Since my use of the car is 99% road, 1% track, I'm gonna keep the non powerlock diff in it for now. If your kit is designed for jag diff, and you want track time primarily, then go for the powerlock item. I can't comment on the various US LSD differentials 'cos you can't easily get 'em in the UK anyway! We all use jag diffs, or some kits now using Cosworth items. HTH Wilf |
My dimes worth
I also run a 351W up front with a solid Ford 9" in the rear.
In an effort to facilitate getting my car completed, I simply had the stock (non-limited slip) third member rebuilt by a local shop. I purchased the rebuild set and new gears from Summit Racing. I decided on a 3.50 gear set. I have a 5 speed T5 Tremec.

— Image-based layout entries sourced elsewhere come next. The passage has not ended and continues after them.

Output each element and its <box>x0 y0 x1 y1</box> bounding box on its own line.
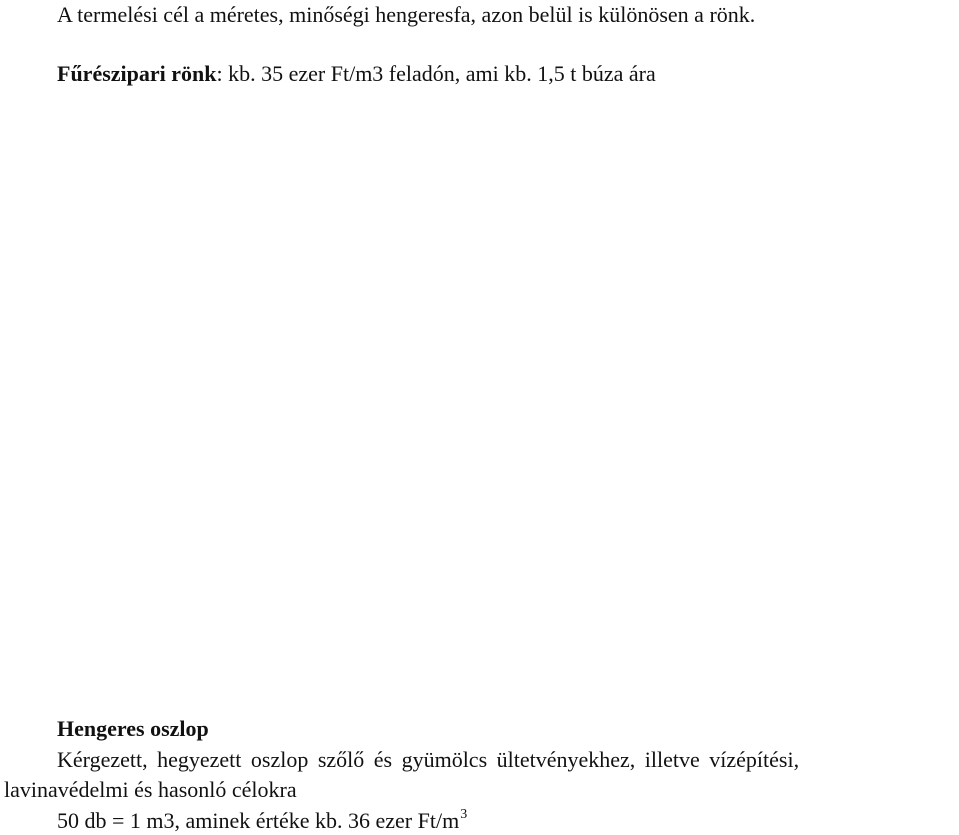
sawmill-log-term: Fűrészipari rönk <box>57 61 217 86</box>
section-paragraph-line-3 <box>57 808 467 834</box>
section-heading: Hengeres oszlop <box>57 716 209 741</box>
sawmill-log-line <box>57 61 656 87</box>
unit-superscript: 3 <box>460 807 468 822</box>
sawmill-log-price-text: : kb. 35 ezer Ft/m3 feladón, ami kb. 1,5 t búza ára <box>216 61 656 86</box>
section-paragraph-line-1: Kérgezett, hegyezett oszlop szőlő és gyümölcs ültetvényekhez, illetve vízépítési, <box>57 747 800 772</box>
intro-text-line: A termelési cél a méretes, minőségi hengeresfa, azon belül is különösen a rönk. <box>57 2 756 27</box>
pole-volume-price-text: 50 db = 1 m3, aminek értéke kb. 36 ezer Ft/m <box>57 808 460 833</box>
section-paragraph-line-2: lavinavédelmi és hasonló célokra <box>4 777 297 802</box>
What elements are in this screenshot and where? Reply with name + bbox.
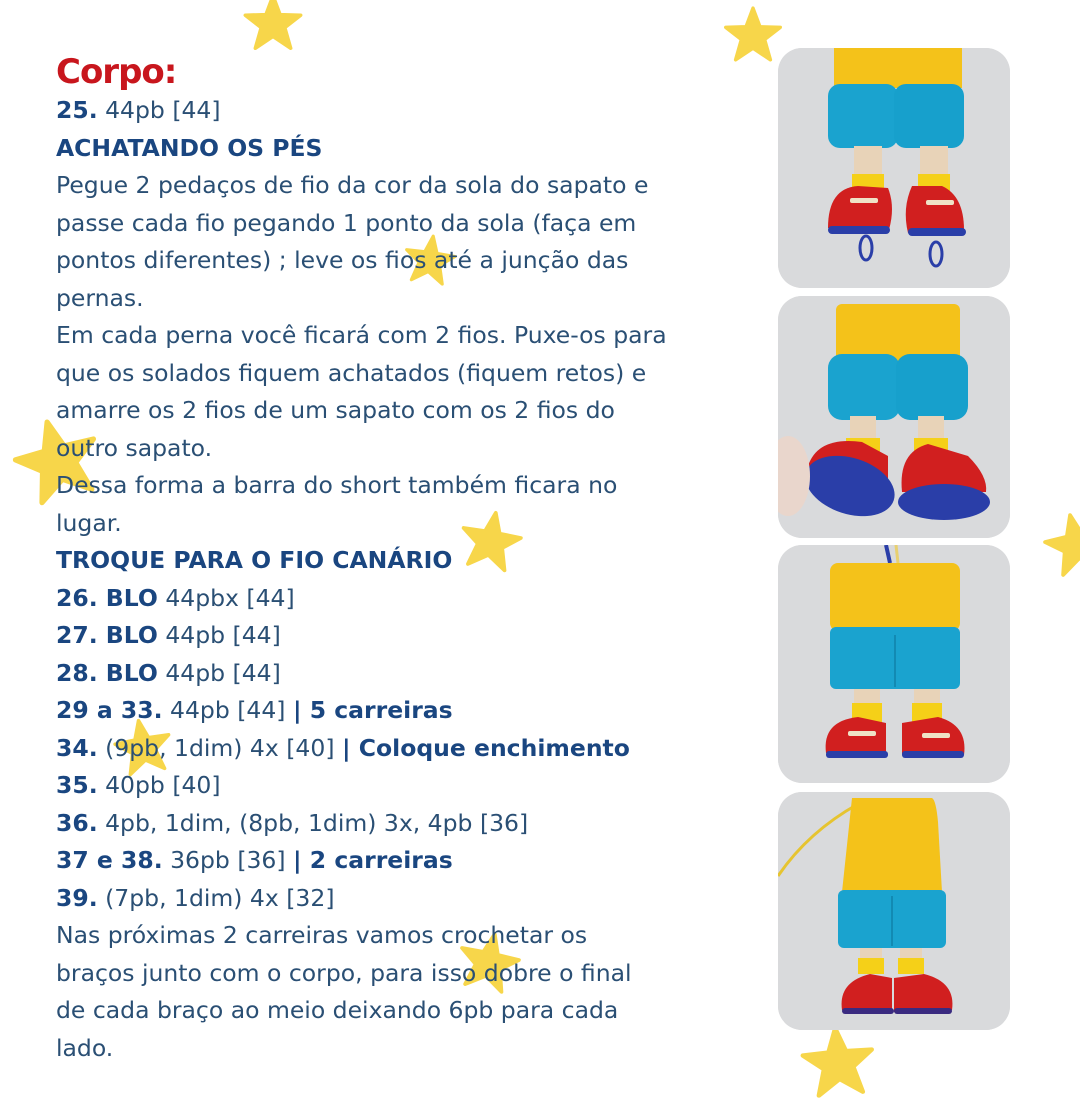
round-stitches: 44pb [44] [97, 96, 221, 124]
round-note: | 2 carreiras [293, 846, 453, 874]
round-number: 28. BLO [56, 658, 158, 687]
round-number: 35. [56, 771, 98, 799]
instruction-text [56, 1030, 756, 1068]
instruction-text [56, 955, 756, 993]
round-stitches: 36pb [36] [162, 846, 294, 874]
section-title: Corpo: [56, 52, 177, 92]
heading-text: TROQUE PARA O FIO CANÁRIO [56, 546, 453, 574]
round-row [56, 730, 756, 768]
round-stitches: (7pb, 1dim) 4x [32] [97, 883, 335, 912]
round-row [56, 767, 756, 805]
round-note: | Coloque enchimento [341, 733, 630, 762]
instruction-heading [56, 130, 756, 168]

The results: Off the line I can smoke em almost forever. The car stays relatively straight with very little deviation. If I intentionally leave a short strip of rubber, they are equal in length. This tells me, that as long as my car is pointed straight ahead, a limited slip would do me little benefit. However, if I were racing and expecting to translate as much horsepower to the road whilst in a turn, I'm confident a limited slip differential would be well suited. My only regret, in retrospect, given my engine and tranny combo, I should have used a 3.73 or possibly a 3.90 gear set. %/ That's OK, it gives me something to do next summer. :3DSMILE: |
Deleted,
Inadvertent double post, sorry. |
Differential Preference
You don't want a locker for the street... period. The latest technology for limited slip is the Detroit Tru-Trac. No clutches, all gears, so forget the special lube stuff.